Effie couldn’t think of a reply to that so she changed the subject. “It’s stopped raining. Let’s see if we can get outside.”
Chedd frowned. “But we’re supposed to be on pump duty.”
“You’re too sick and I’m too . . . small.”
“Buckler will come and find us.”
“Let him. What did he do when he found you sneaking fishcakes from the kitchen the other night?”
“Put me on pump duty.” Chedd thought about this for a minute, then grabbed his cloak. “Let’s go.”
The Grayhouse was dripping. The clinker blocks were like sponges that had absorbed their capacity and were now leaking. It had rained for the past four days, a cold icy curtain that hammered the marshwater into an unreflective surface and flattened great saddles of reeds. The Salamander Door was open and no one appeared to be on guard duty, so Chedd and Effie made a run for it.
Outside, the wind was up, pushing water against the roundhouse’s platforms and blowing the flames off the gas vents.

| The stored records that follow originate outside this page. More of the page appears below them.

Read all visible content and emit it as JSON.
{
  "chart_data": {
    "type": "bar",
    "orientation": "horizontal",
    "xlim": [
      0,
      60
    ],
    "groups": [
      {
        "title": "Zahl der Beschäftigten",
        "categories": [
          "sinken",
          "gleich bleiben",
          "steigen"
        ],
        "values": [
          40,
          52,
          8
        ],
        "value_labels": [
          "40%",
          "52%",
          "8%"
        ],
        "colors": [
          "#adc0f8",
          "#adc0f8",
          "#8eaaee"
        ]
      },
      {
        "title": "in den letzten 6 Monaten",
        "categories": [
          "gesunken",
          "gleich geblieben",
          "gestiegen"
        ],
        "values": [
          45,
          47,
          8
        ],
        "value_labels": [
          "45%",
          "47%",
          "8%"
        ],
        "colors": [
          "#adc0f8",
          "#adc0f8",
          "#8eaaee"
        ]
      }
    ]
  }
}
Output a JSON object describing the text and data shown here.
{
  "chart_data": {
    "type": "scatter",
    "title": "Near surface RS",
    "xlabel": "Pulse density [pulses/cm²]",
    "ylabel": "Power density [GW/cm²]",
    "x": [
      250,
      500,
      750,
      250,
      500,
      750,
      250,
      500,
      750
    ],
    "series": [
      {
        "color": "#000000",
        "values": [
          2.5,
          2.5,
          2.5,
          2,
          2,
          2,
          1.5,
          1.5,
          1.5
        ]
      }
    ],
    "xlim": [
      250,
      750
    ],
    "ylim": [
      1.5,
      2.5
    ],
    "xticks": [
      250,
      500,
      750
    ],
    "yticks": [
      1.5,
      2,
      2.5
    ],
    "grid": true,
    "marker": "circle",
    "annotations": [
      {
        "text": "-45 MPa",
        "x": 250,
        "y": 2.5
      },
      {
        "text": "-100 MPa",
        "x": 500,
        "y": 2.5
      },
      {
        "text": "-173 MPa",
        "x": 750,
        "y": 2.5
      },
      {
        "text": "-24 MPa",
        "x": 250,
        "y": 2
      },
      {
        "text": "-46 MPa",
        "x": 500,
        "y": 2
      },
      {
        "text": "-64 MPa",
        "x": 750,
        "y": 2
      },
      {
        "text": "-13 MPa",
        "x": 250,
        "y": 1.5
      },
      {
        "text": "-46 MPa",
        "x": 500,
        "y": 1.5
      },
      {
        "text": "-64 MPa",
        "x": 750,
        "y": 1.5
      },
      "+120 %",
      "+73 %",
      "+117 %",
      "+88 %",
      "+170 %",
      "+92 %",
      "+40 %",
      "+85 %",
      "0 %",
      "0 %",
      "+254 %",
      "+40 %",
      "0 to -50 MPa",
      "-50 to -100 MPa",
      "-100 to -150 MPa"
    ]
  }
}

Men and women were out in the thin, peapod-shaped boats that were used to navigate the narrow channels of the Reed Way. The women were clearing reeds from the lake, a job that was done from dawn to dusk every day. The lake surrounding the roundhouse was the only open water for leagues. It was a precious commodity, ever-threatened by invasive, choking reeds. Clansmen were out trapping birds and game. Unlike other clans, trapping was men’s work here. Big, complicated bamboo-and-bulrush cages were floated onto the islands and out into the sea of reeds. Effie spotted a man wearing green-dyed muskrat skins in one of the trapping boats.